On Thursday, President Obama will roll out his plan for strengthening overtime pay protections for millions of workers. In his view, if more workers got fatter paychecks, they could spend more and stimulate the economy.
But if his critics are right, then employers would end up laying off workers to make up for the higher wage costs. And that would hurt the already painfully slow recovery.
Which scenario is right?
Economists are divided. Some say the proposed changes would give the economy just what it needs: more consumer demand. Others say it would lead to exactly what the economy doesn’t need: fewer jobs.
Sound familiar? This is very similar to the intense debate over the president’s other proposal.
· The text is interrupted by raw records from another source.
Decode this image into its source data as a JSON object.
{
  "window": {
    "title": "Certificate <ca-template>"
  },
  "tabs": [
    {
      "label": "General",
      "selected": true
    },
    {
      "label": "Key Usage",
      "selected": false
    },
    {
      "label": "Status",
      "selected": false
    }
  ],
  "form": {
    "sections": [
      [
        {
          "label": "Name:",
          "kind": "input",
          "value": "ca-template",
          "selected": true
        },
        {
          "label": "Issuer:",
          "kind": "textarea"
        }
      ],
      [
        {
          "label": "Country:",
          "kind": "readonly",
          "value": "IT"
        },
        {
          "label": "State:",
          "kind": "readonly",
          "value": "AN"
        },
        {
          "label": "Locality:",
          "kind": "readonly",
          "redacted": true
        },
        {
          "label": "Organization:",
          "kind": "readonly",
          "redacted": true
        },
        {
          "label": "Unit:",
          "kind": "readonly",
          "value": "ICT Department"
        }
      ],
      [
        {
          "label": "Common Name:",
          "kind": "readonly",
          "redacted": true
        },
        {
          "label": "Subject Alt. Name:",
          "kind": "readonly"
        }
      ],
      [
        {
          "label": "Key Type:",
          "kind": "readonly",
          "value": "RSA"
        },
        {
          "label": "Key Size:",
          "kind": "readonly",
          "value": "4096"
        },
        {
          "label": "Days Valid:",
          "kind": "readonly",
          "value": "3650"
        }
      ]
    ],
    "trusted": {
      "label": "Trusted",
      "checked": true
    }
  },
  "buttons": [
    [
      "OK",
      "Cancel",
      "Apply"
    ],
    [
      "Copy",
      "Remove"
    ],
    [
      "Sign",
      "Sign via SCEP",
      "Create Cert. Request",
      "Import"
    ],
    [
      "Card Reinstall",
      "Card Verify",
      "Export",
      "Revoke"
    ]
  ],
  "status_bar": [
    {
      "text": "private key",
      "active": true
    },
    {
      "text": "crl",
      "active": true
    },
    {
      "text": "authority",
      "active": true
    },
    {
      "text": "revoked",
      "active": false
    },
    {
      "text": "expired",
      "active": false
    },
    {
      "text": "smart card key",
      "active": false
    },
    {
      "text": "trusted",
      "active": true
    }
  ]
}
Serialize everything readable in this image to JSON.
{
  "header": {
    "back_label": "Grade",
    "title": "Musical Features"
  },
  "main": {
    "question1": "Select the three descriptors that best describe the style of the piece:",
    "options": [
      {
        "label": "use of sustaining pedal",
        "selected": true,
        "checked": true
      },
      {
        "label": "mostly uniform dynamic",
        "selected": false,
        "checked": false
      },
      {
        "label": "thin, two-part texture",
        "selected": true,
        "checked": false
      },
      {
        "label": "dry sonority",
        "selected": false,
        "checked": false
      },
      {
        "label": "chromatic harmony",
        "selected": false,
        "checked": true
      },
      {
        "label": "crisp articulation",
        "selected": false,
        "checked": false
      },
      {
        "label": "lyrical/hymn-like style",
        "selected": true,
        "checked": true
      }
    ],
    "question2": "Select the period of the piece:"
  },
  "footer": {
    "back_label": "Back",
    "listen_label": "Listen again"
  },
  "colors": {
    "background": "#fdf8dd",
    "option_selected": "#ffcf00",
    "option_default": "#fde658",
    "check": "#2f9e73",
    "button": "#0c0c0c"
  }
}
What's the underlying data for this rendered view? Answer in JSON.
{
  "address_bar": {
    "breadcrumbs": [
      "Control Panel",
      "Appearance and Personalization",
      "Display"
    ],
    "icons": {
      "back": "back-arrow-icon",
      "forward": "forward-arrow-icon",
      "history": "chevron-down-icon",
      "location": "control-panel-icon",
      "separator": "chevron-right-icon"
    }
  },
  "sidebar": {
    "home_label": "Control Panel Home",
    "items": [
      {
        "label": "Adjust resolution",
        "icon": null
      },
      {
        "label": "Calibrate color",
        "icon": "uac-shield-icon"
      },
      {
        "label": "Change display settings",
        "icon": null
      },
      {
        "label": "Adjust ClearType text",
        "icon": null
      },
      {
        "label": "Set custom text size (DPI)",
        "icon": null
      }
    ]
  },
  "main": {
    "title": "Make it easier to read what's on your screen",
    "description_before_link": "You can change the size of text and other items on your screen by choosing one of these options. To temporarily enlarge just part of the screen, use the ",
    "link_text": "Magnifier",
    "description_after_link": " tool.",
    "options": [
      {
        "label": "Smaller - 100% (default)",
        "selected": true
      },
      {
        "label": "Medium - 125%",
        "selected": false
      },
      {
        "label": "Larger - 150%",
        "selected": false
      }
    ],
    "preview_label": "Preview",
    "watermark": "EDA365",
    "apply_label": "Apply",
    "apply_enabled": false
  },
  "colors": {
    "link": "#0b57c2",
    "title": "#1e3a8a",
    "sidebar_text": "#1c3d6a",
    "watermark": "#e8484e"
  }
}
He wants to raise the federal minimum wage from $7.25 to $10.10 an hour. That matter is stalled in Congress, but the White House does have the power to rewrite the wording of the overtime rules.
As Obama lays out his case for changes, the two sides are squaring off — each accusing the other of not understanding how today’s economy really works.
Let’s consider the arguments one at a time. The president gets the floor first.
Why More Overtime Pay Would Help
Obama is asking the Labor Department to revise overtime pay rules to cover many more salaried workers, such as shift supervisors at fast-food restaurants and convenience stores.
The most commonly used exemption to avoid overtime pay involves designating people as “executive, administrative and professional” employees. Under existing rules, these exempt employees can be denied overtime if they are paid more than $455 a week.
As a result, a “supervisor” could earn as little as $24,000 a year, while working well beyond 40 hours. In some cases, such a worker might put in enough hours to end up getting paid — in effect — less than the minimum wage.
The administration points out that the $455 level set in 2004 would be worth $553 today, after adjusting for inflation.
Supporters say an update of that $455 pay level and a rewrite of the exemption rules could have a fairly large stimulative effect by giving workers more money to spend.
A change in overtime rules “could raise the pay of several million workers who may currently be misclassified as managers,” Jeff Grabelsky, associate director of The Worker Institute at Cornell University, wrote in a statement. “Growing income inequality is a persistent problem in the United States and contributes to anemic economic growth.”
Why More Overtime Pay Would Hurt
Now House Speaker John Boehner, R-Ohio, gets the microphone.
On Wednesday, he told reporters that if companies must pay more for supervisors, then they will eliminate other positions. Resulting layoffs would ripple out and slow the economy, he says.
“If you don’t have a job, you don’t qualify for overtime. So what do you get out of it? You get nothing,” Boehner said. “The president’s policies are making it difficult for employers to expand employment.”
Jonathan Meer, an economist at Texas A&M University, agreed that the White House proposal would increase labor costs, and therefore result in layoffs. “It is likely to slow job growth since, when costs of any kind go up, businesses will adjust” and cut jobs, he said.
Meer said it’s not yet clear exactly which businesses would be most affected, but fast-food restaurants likely would be among those that may have to pay more. “The owner of that restaurant is likely to be a franchisee with a razor-thin profit margin who can ill-afford increases in labor costs,” he said.
But Richard DeKaser, corporate economist for Wells Fargo, said how one assesses the broad economic impact “depends on what you believe is happening in the economy” during this slow recovery.
“If you think the problem is insufficient demand, then increasing pay for workers is helpful,” DeKaser said. “I would argue that that is where we are. At this particular time, programs that increase income will stimulate growth.”